CALIFORNIA’S EDUCATION (BUDGET) REFORM: “Change waits patiently in the voting booths…”

By Kaylee Hunt, Student Journalist -Frontline El Modena High School Orange, CA/ form my hsj :

Wednesday, October 24, 2012  ::  November will soon approach and with its arrival comes the voting season. Besides the general election between presidential candidates Governor Mitt Romney and President Barack Obama, states will also be holding propositional elections. California has a long litany of propositions for its residents to contemplate, including two specifically focused on increasing the education budget.

   Propositions 30 and 38 both propose an increase in the amount of funds appointed to the education of Californians, but at the cost of California’s tax payers.

   Jerry Brown’s Tax Measure, or Schools and Local Public Safety Protection Act, seeks to increase the income tax of individuals earning over $250,000 annually and a one-fourth of a cent increase to the state sales tax  in order to increase the funding into the state’s school systems and local public safety programs. The money raised through the new taxes will be deposited into an Education Protection Account, which will allocate 89 percent of its funds to kindergarten through twelfth grade schools and the remaining 11 percent to community colleges annually. The funds will also be distributed to counties throughout California to help fund public safety programs, such as the incarceration of adults, supervision of parolees, and availability of substance abuse treatments.

   Without the passage of this proposition, however, California will see budget cuts to not only education but many other departments. These “trigger cuts” will affect Universities of California, California State Universities, Department of Development, city police funds, and Calfire to name a few.
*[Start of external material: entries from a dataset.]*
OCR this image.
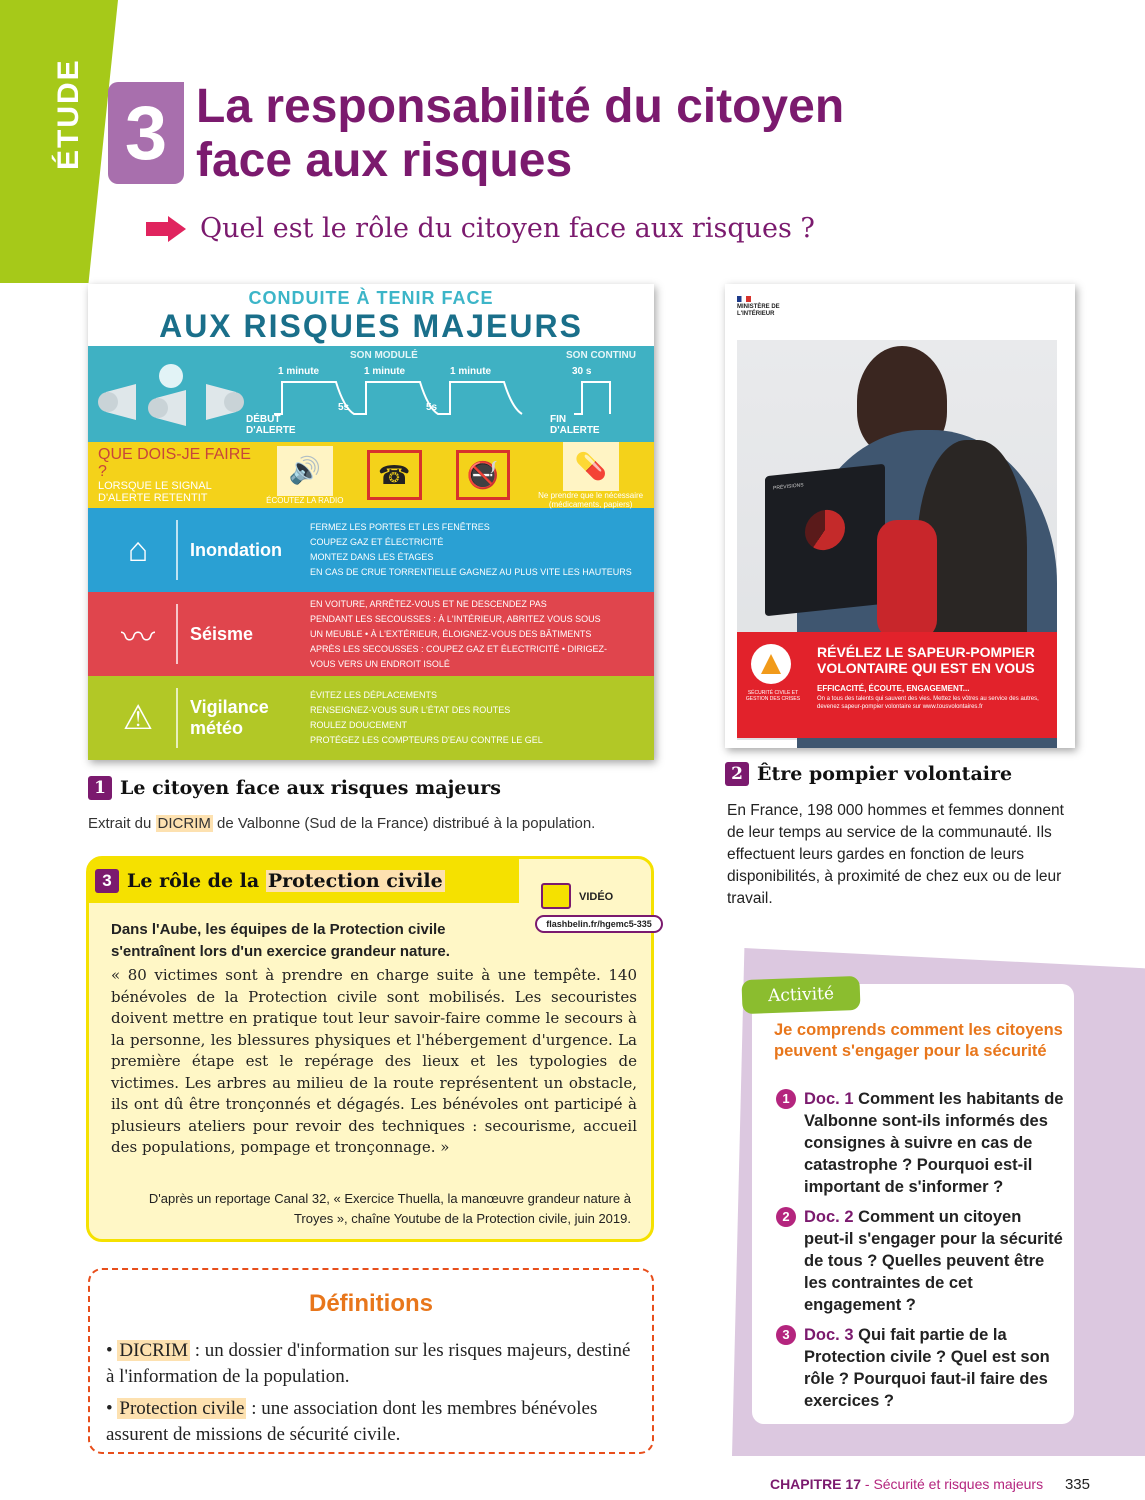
ÉTUDE 3 La responsabilité du citoyen
face aux risques
Quel est le rôle du citoyen face aux risques ?
CONDUITE À TENIR FACE
AUX RISQUES MAJEURS
SON MODULÉ	SON CONTINU
1 minute	1 minute	1 minute	30 s
5s	5s
DÉBUT D'ALERTE
FIN D'ALERTE
QUE DOIS-JE FAIRE ?
LORSQUE LE SIGNAL D'ALERTE RETENTIT
🔊
ÉCOUTEZ LA RADIO
☎	🚭	💊
Ne prendre que le nécessaire (médicaments, papiers)
⌂	Inondation
FERMEZ LES PORTES ET LES FENÊTRES
COUPEZ GAZ ET ÉLECTRICITÉ
MONTEZ DANS LES ÉTAGES
EN CAS DE CRUE TORRENTIELLE GAGNEZ AU PLUS VITE LES HAUTEURS
〰	Séisme
EN VOITURE, ARRÊTEZ-VOUS ET NE DESCENDEZ PAS
PENDANT LES SECOUSSES : À L'INTÉRIEUR, ABRITEZ VOUS SOUS UN MEUBLE • À L'EXTÉRIEUR, ÉLOIGNEZ-VOUS DES BÂTIMENTS
APRÈS LES SECOUSSES : COUPEZ GAZ ET ÉLECTRICITÉ • DIRIGEZ-VOUS VERS UN ENDROIT ISOLÉ
⚠	Vigilance météo
ÉVITEZ LES DÉPLACEMENTS
RENSEIGNEZ-VOUS SUR L'ÉTAT DES ROUTES
ROULEZ DOUCEMENT
PROTÉGEZ LES COMPTEURS D'EAU CONTRE LE GEL
1 Le citoyen face aux risques majeurs
Extrait du DICRIM de Valbonne (Sud de la France) distribué à la population.
MINISTÈRE DE L'INTÉRIEUR
PRÉVISIONS
SÉCURITÉ CIVILE ET GESTION DES CRISES
RÉVÉLEZ LE SAPEUR-POMPIER VOLONTAIRE QUI EST EN VOUS
EFFICACITÉ, ÉCOUTE, ENGAGEMENT...
On a tous des talents qui sauvent des vies. Mettez les vôtres au service des autres, devenez sapeur-pompier volontaire sur www.tousvolontaires.fr
2 Être pompier volontaire

En France, 198 000 hommes et femmes donnent de leur temps au service de la communauté. Ils effectuent leurs gardes en fonction de leurs disponibilités, à proximité de chez eux ou de leur travail.

3 Le rôle de la Protection civile
VIDÉO
flashbelin.fr/hgemc5-335

Dans l'Aube, les équipes de la Protection civile s'entraînent lors d'un exercice grandeur nature.

« 80 victimes sont à prendre en charge suite à une tempête. 140 bénévoles de la Protection civile sont mobilisés. Les secouristes doivent mettre en pratique tout leur savoir-faire comme le secours à la personne, les blessures physiques et l'hébergement d'urgence. La première étape est le repérage des lieux et les typologies de victimes. Les arbres au milieu de la route représentent un obstacle, ils ont dû être tronçonnés et dégagés. Les bénévoles ont participé à plusieurs ateliers pour revoir des techniques : secourisme, accueil des populations, pompage et tronçonnage. »

D'après un reportage Canal 32, « Exercice Thuella, la manœuvre grandeur nature à Troyes », chaîne Youtube de la Protection civile, juin 2019.

Définitions

• DICRIM : un dossier d'information sur les risques majeurs, destiné à l'information de la population.

• Protection civile : une association dont les membres bénévoles assurent de missions de sécurité civile.

Activité
Je comprends comment les citoyens peuvent s'engager pour la sécurité
1 Doc. 1 Comment les habitants de Valbonne sont-ils informés des consignes à suivre en cas de catastrophe ? Pourquoi est-il important de s'informer ?
2 Doc. 2 Comment un citoyen peut-il s'engager pour la sécurité de tous ? Quelles peuvent être les contraintes de cet engagement ?
3 Doc. 3 Qui fait partie de la Protection civile ? Quel est son rôle ? Pourquoi faut-il faire des exercices ?
CHAPITRE 17 - Sécurité et risques majeurs 335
   Proposition 30 guarantees that the funds raised will be spent on education and public safety through independent audits, but opponents of the bill note that the money does not have to be directly funneled into the classrooms and city programs. Also, this proposition only guarantees a temporary solution, with the income tax increases lasting for seven years and the sales tax increase only lasting four.

   Molly Munger’s Tax for Education, or Local Schools and Early Education Investment and Bond Debt Reduction Act, provides an increase in funds allocated to education through an increase in all Californians’ income taxes. Funds raised through the new taxes will be deposited into the California Education Trust Fund, or CETF, where 60 percent will be rewarded to public schools, 10 percent to Early Care and Education (ECE) programs, and 30 percent designated to help pay down education related state debt. However, with the 2017 fiscal, funds to public schools and ECE programs will be capped and the remaining funds, approximately 85 percent of the new state tax revenue, will be redirected towards the state debt.
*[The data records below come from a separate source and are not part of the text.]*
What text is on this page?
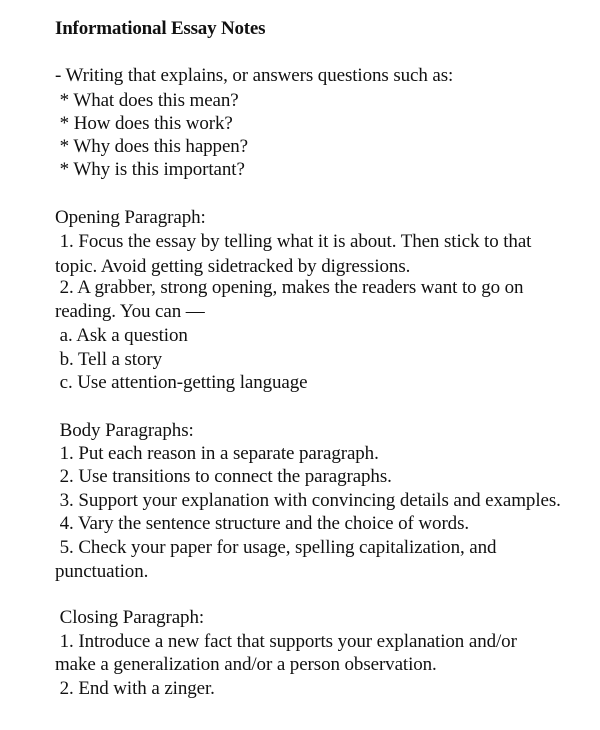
Informational Essay Notes
- Writing that explains, or answers questions such as:
* What does this mean?
* How does this work?
* Why does this happen?
* Why is this important?
Opening Paragraph:
1. Focus the essay by telling what it is about. Then stick to that
topic. Avoid getting sidetracked by digressions.
2. A grabber, strong opening, makes the readers want to go on
reading. You can —
a. Ask a question
b. Tell a story
c. Use attention-getting language
Body Paragraphs:
1. Put each reason in a separate paragraph.
2. Use transitions to connect the paragraphs.
3. Support your explanation with convincing details and examples.
4. Vary the sentence structure and the choice of words.
5. Check your paper for usage, spelling capitalization, and
punctuation.
Closing Paragraph:
1. Introduce a new fact that supports your explanation and/or
make a generalization and/or a person observation.
2. End with a zinger.
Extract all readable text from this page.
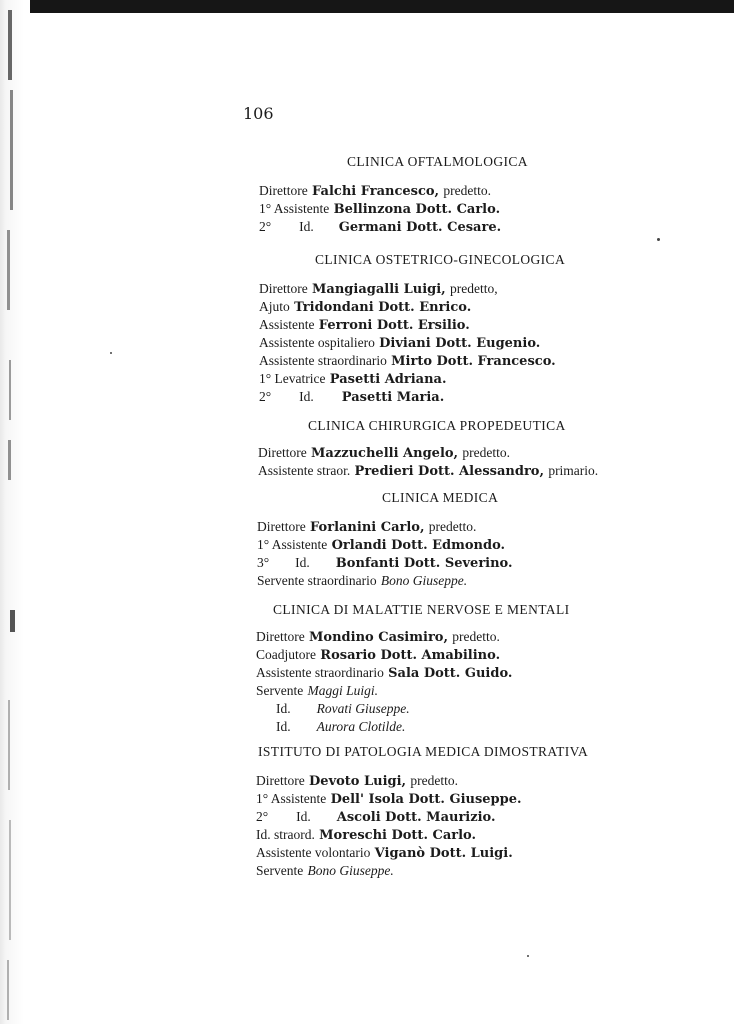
106
CLINICA OFTALMOLOGICA
Direttore Falchi Francesco, predetto.
1° Assistente Bellinzona Dott. Carlo.
2° Id. Germani Dott. Cesare.
CLINICA OSTETRICO-GINECOLOGICA
Direttore Mangiagalli Luigi, predetto,
Ajuto Tridondani Dott. Enrico.
Assistente Ferroni Dott. Ersilio.
Assistente ospitaliero Diviani Dott. Eugenio.
Assistente straordinario Mirto Dott. Francesco.
1° Levatrice Pasetti Adriana.
2° Id. Pasetti Maria.
CLINICA CHIRURGICA PROPEDEUTICA
Direttore Mazzuchelli Angelo, predetto.
Assistente straor. Predieri Dott. Alessandro, primario.
CLINICA MEDICA
Direttore Forlanini Carlo, predetto.
1° Assistente Orlandi Dott. Edmondo.
3° Id. Bonfanti Dott. Severino.
Servente straordinario Bono Giuseppe.
CLINICA DI MALATTIE NERVOSE E MENTALI
Direttore Mondino Casimiro, predetto.
Coadjutore Rosario Dott. Amabilino.
Assistente straordinario Sala Dott. Guido.
Servente Maggi Luigi.
Id. Rovati Giuseppe.
Id. Aurora Clotilde.
ISTITUTO DI PATOLOGIA MEDICA DIMOSTRATIVA
Direttore Devoto Luigi, predetto.
1° Assistente Dell' Isola Dott. Giuseppe.
2° Id. Ascoli Dott. Maurizio.
Id. straord. Moreschi Dott. Carlo.
Assistente volontario Viganò Dott. Luigi.
Servente Bono Giuseppe.
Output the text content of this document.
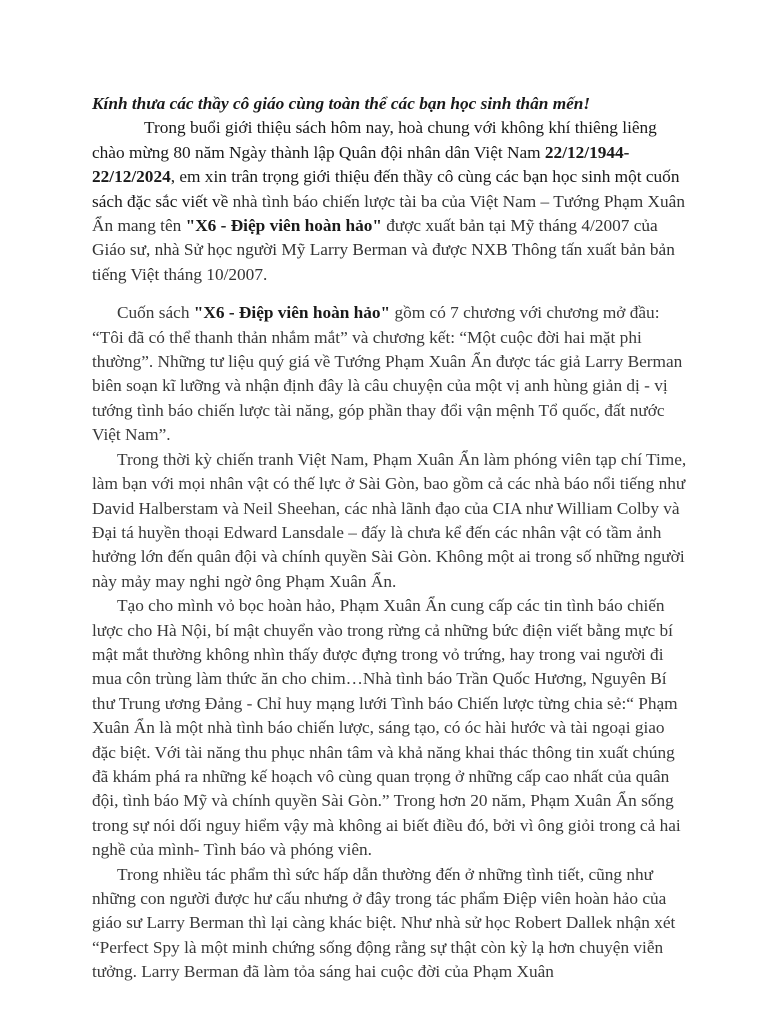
Kính thưa các thầy cô giáo cùng toàn thể các bạn học sinh thân mến!

Trong buổi giới thiệu sách hôm nay, hoà chung với không khí thiêng liêng chào mừng 80 năm Ngày thành lập Quân đội nhân dân Việt Nam 22/12/1944-22/12/2024, em xin trân trọng giới thiệu đến thầy cô cùng các bạn học sinh một cuốn sách đặc sắc viết về nhà tình báo chiến lược tài ba của Việt Nam – Tướng Phạm Xuân Ẩn mang tên "X6 - Điệp viên hoàn hảo" được xuất bản tại Mỹ tháng 4/2007 của Giáo sư, nhà Sử học người Mỹ Larry Berman và được NXB Thông tấn xuất bản bản tiếng Việt tháng 10/2007.

Cuốn sách "X6 - Điệp viên hoàn hảo" gồm có 7 chương với chương mở đầu: “Tôi đã có thể thanh thản nhắm mắt” và chương kết: “Một cuộc đời hai mặt phi thường”. Những tư liệu quý giá về Tướng Phạm Xuân Ẩn được tác giả Larry Berman biên soạn kĩ lưỡng và nhận định đây là câu chuyện của một vị anh hùng giản dị - vị tướng tình báo chiến lược tài năng, góp phần thay đổi vận mệnh Tổ quốc, đất nước Việt Nam”.

Trong thời kỳ chiến tranh Việt Nam, Phạm Xuân Ẩn làm phóng viên tạp chí Time, làm bạn với mọi nhân vật có thế lực ở Sài Gòn, bao gồm cả các nhà báo nổi tiếng như David Halberstam và Neil Sheehan, các nhà lãnh đạo của CIA như William Colby và Đại tá huyền thoại Edward Lansdale – đấy là chưa kể đến các nhân vật có tầm ảnh hưởng lớn đến quân đội và chính quyền Sài Gòn. Không một ai trong số những người này mảy may nghi ngờ ông Phạm Xuân Ẩn.

Tạo cho mình vỏ bọc hoàn hảo, Phạm Xuân Ẩn cung cấp các tin tình báo chiến lược cho Hà Nội, bí mật chuyển vào trong rừng cả những bức điện viết bằng mực bí mật mắt thường không nhìn thấy được đựng trong vỏ trứng, hay trong vai người đi mua côn trùng làm thức ăn cho chim…Nhà tình báo Trần Quốc Hương, Nguyên Bí thư Trung ương Đảng - Chỉ huy mạng lưới Tình báo Chiến lược từng chia sẻ:“ Phạm Xuân Ẩn là một nhà tình báo chiến lược, sáng tạo, có óc hài hước và tài ngoại giao đặc biệt. Với tài năng thu phục nhân tâm và khả năng khai thác thông tin xuất chúng đã khám phá ra những kế hoạch vô cùng quan trọng ở những cấp cao nhất của quân đội, tình báo Mỹ và chính quyền Sài Gòn.” Trong hơn 20 năm, Phạm Xuân Ẩn sống trong sự nói dối nguy hiểm vậy mà không ai biết điều đó, bởi vì ông giỏi trong cả hai nghề của mình- Tình báo và phóng viên.

Trong nhiều tác phẩm thì sức hấp dẫn thường đến ở những tình tiết, cũng như những con người được hư cấu nhưng ở đây trong tác phẩm Điệp viên hoàn hảo của giáo sư Larry Berman thì lại càng khác biệt. Như nhà sử học Robert Dallek nhận xét “Perfect Spy là một minh chứng sống động rằng sự thật còn kỳ lạ hơn chuyện viễn tưởng. Larry Berman đã làm tỏa sáng hai cuộc đời của Phạm Xuân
   With the passage of this proposition public schools in California will see an increase of an approximated $10 billion dollars in the first year. This money will be distributed amongst schools with 70 percent distributed per-student for general education purposes, 18 percent distributed per low-income enrollment, and 12 percent distributed per-student for technology updates or teacher training. Early Care and Education programs will see an increase of $1 billion dollars to be spent on a statewide rating and database system for proper program management and the availability of pre-school for low-income families.
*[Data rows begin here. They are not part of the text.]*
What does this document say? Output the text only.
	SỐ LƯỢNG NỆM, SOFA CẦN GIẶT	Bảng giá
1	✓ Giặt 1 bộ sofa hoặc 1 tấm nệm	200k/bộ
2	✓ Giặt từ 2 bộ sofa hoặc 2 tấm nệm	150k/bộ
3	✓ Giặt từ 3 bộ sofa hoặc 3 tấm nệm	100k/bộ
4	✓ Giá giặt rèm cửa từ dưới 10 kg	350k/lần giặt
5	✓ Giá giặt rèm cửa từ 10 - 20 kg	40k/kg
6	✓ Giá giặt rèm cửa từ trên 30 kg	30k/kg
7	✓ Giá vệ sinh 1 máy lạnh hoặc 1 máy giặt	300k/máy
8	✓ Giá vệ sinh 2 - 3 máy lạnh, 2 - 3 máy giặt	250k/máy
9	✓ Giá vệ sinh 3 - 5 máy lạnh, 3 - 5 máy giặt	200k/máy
   Proposition 38 proposes that local school districts will be accountable for proof of the spent funds ensuring that the money cannot be diverted from its predestined school, but opponents of the bill note the new procedure for accountability increases the work process for schools to receive funds. Also, this proposition puts a guaranteed tax strain on all Californians for 12 years.

    As the weather grows colder and the autumn season settles amongst all of America’s citizens, the time to prepare for change arrives not in the coming spring but in the coming weeks. Change waits patiently in the voting booths of the nation, especially in the state of California. Reforming education through either Proposition 30 or Proposition 38 will change California as it is now known to its residents.